His medals from the 1839 campaign are in the Watson Medal Collection (Afghan War), Fitzwilliam Museum, Cambridge.

== Family ==
On 15 August 1840 at Calcutta Cathedral, India, Lt-Col George Warren married Isabella Barry Fitzgerald (1818, Dublin – 15 January 1900, 'Granville', Pelham Road, Portsea, Hampshire), the daughter of William Fitzgerald of Dublin, and had issue:
1. William Henry Oakes Warren (born 19 January 1843, Calcutta)
2. Isabella Palmer Warren (28 June 1846, Calcutta – 1880, Portsea)
3. Emily Grace Warren (29 July 1848, Calcutta – 1915, Slinfold, Sussex), who married Roger Granville Pulteney Eliot (a grandson of Francis Perceval Eliot) in 1871
4. Frederick Penrose Warren (born 2 February 1850, Fort William, Calcutta, Bengal, India) who married Maria Goodfellow 13 October 1888, Bexhill, Sussex, England
5. Edward Harrington Warren (16 August 1852, Barrackpore, India – 1893, Portsea), who married Eliza Salter Talbot in 1880, Portsea Island
6. Walter Gilbert Warren (born 12 May 1851, Fort William, Bengal, India)

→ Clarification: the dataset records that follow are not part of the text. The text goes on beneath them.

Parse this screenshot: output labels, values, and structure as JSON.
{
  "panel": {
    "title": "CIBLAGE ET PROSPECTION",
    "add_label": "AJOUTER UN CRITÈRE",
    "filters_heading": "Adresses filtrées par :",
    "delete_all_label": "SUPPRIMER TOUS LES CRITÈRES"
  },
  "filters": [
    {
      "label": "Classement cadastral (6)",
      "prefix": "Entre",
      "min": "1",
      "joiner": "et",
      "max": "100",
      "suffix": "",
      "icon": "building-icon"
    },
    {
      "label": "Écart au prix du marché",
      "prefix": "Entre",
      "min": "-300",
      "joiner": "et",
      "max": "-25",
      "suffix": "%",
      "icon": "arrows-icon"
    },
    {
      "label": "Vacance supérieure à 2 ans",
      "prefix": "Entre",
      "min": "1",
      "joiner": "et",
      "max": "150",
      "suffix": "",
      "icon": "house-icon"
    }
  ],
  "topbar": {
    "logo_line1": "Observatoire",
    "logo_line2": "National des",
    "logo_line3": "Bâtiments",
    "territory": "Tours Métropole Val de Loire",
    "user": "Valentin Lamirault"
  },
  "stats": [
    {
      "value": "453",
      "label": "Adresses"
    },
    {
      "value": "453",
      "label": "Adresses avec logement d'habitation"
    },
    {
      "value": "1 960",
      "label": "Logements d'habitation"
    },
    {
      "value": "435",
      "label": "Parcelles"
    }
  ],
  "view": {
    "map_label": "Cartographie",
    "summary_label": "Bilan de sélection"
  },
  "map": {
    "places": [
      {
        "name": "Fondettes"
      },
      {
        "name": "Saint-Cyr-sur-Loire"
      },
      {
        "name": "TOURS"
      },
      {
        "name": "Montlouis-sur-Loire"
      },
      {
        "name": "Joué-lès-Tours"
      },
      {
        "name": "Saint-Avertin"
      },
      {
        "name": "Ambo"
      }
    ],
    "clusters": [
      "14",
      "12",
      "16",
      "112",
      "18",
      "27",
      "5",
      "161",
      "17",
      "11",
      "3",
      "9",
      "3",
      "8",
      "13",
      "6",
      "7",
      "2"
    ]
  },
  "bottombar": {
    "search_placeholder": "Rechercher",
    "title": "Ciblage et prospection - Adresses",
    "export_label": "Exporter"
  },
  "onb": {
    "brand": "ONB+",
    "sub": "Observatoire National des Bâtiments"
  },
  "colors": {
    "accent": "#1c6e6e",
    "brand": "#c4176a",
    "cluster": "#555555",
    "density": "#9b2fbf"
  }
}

7. Arthur Septimus Warren (20 June 1854, Fort William, Calcutta, Bengal, India – 27 December 1943, Surrey, England), who married Lily Edith Tindall 1891, Chorlton, Lancs
8. Florence Temple Warren (born 1860, Brompton, London), who married Arthur Nathaniel Davis in 1883
9. Harriette Annie Sloper (Annie) Warren (born 1863, Belgium), who married Harry Bingham Thomas on 8 January 1885 at St John's Church, Darlinghurst, NSW, Australia

On 22 June 1884, at his home in 1 Brandon Terrace, Southsea, Hampshire, Warren died, aged 83.